Dans le champ de l'emploi, la Commission européenne vise notamment les outils utilisés pour le recrutement, la gestion des travailleurs et l'accès à l'activité professionnelle, en citant par exemple les logiciels de tri de CV.
Concrètement, il peut s'agir d'un outil qui classe des candidatures, suggère une note à un salarié, aide à répartir les horaires, détecte des anomalies de comportement ou fournit un appui avant une sanction.
Tous ces outils ne relèvent pas automatiquement du même régime, mais plus ils influencent une décision importante, plus la prudence est nécessaire.
En pratique, la difficulté vient souvent du fait que l'outil n'est pas toujours présenté comme de "l'IA", alors qu'il produit pourtant des scores, des alertes ou des recommandations qui orientent la décision humaine.

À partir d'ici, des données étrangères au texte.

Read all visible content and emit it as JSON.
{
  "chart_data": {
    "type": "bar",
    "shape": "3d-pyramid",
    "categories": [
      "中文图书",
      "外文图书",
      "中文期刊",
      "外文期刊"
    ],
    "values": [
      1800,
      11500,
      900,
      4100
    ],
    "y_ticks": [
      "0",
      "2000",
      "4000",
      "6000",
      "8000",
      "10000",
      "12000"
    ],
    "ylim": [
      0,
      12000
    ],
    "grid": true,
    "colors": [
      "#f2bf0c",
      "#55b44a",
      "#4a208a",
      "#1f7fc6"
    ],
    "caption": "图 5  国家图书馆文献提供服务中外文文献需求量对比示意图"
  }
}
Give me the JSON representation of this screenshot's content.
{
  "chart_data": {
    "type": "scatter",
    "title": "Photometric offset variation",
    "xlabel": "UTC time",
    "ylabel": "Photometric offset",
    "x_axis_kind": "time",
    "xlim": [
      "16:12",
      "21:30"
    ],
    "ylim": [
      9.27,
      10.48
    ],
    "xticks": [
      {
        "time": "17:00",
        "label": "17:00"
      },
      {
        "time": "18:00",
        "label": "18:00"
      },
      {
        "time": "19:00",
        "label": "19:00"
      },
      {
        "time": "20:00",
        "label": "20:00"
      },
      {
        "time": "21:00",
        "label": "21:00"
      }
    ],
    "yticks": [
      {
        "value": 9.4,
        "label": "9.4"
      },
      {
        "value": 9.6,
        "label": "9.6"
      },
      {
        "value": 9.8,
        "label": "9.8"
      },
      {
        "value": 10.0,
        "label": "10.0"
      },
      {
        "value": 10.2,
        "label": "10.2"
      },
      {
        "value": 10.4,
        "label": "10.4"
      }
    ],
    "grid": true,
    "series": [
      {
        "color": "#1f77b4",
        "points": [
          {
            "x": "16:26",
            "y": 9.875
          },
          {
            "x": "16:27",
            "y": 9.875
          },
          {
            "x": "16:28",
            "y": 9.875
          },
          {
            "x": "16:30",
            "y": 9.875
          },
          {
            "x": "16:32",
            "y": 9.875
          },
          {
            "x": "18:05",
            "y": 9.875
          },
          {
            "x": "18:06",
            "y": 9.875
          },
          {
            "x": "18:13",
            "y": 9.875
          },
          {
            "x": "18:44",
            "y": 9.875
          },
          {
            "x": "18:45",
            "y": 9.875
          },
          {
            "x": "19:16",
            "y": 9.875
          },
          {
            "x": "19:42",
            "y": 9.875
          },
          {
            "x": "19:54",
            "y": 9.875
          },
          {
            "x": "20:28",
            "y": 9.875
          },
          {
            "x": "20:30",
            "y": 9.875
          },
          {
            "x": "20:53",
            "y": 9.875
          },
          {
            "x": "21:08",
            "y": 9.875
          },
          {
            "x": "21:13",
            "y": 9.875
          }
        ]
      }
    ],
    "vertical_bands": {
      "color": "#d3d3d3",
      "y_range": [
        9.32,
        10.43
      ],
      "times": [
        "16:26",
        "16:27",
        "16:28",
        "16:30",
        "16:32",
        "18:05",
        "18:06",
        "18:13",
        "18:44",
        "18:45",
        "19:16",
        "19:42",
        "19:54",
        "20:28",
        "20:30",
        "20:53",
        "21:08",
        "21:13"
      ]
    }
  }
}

Il est donc utile, avant tout déploiement, de regarder à quoi sert réellement le logiciel, quelles données il utilise, quel résultat il produit et quelle place garde la personne chargée de décider.
Cette approche concrète parle davantage aux non-juristes qu'une discussion trop abstraite sur la catégorie du système.
Côté employeur, les premières vérifications peuvent être simples : identifier l'outil, repérer les décisions qu'il influence, vérifier si des données personnelles sont utilisées et mesurer s'il peut avoir un effet sensible sur les salariés ou les candidats.
II. Gouvernance, dialogue social et maîtrise des risques
Même si certaines obligations de l'AI Act ne s'appliqueront que plus tard aux systèmes concernés, ce texte donne déjà une direction utile : recenser les usages, évaluer les risques, garder une trace du fonctionnement de l'outil, informer correctement les utilisateurs et prévoir qu'une personne puisse reprendre la main.
L'entreprise a intérêt à savoir quels outils existent, à quoi ils servent, sur quelles données ils reposent et dans quels cas une validation humaine doit réellement intervenir.
Cette vigilance est d'autant plus importante que le RGPD pose, par principe, un droit de ne pas faire l'objet d'une décision fondée exclusivement sur un traitement automatisé lorsqu'elle produit des effets juridiques ou affecte significativement la personne.
La CNIL rappelle en outre que, dans ces situations, les personnes doivent être informées de l'existence d'une telle décision, de sa logique générale et de ses conséquences, avec un droit à intervention humaine et à contestation.
Le dialogue social doit aussi être anticipé. La jurisprudence récente relayée par plusieurs analyses souligne que l'introduction d'outils d'IA pouvant modifier les méthodes de travail ou contribuer à l'évaluation des salariés peut relever de l'information-consultation préalable du CSE, y compris à un stade expérimental.
Il paraît donc risqué de considérer un projet pilote comme juridiquement neutre au seul motif qu'il serait temporaire ou limité.
Une démarche raisonnable consiste à associer assez tôt les équipes RH, la direction, les représentants du personnel et, lorsque c'est utile, les fonctions conformité ou protection des données.
En pratique, la bonne méthode suppose de : cartographier les outils, vérifier les données utilisées, consulter le CSE si nécessaire et prévoir, pour les décisions sensibles, une véritable validation humaine.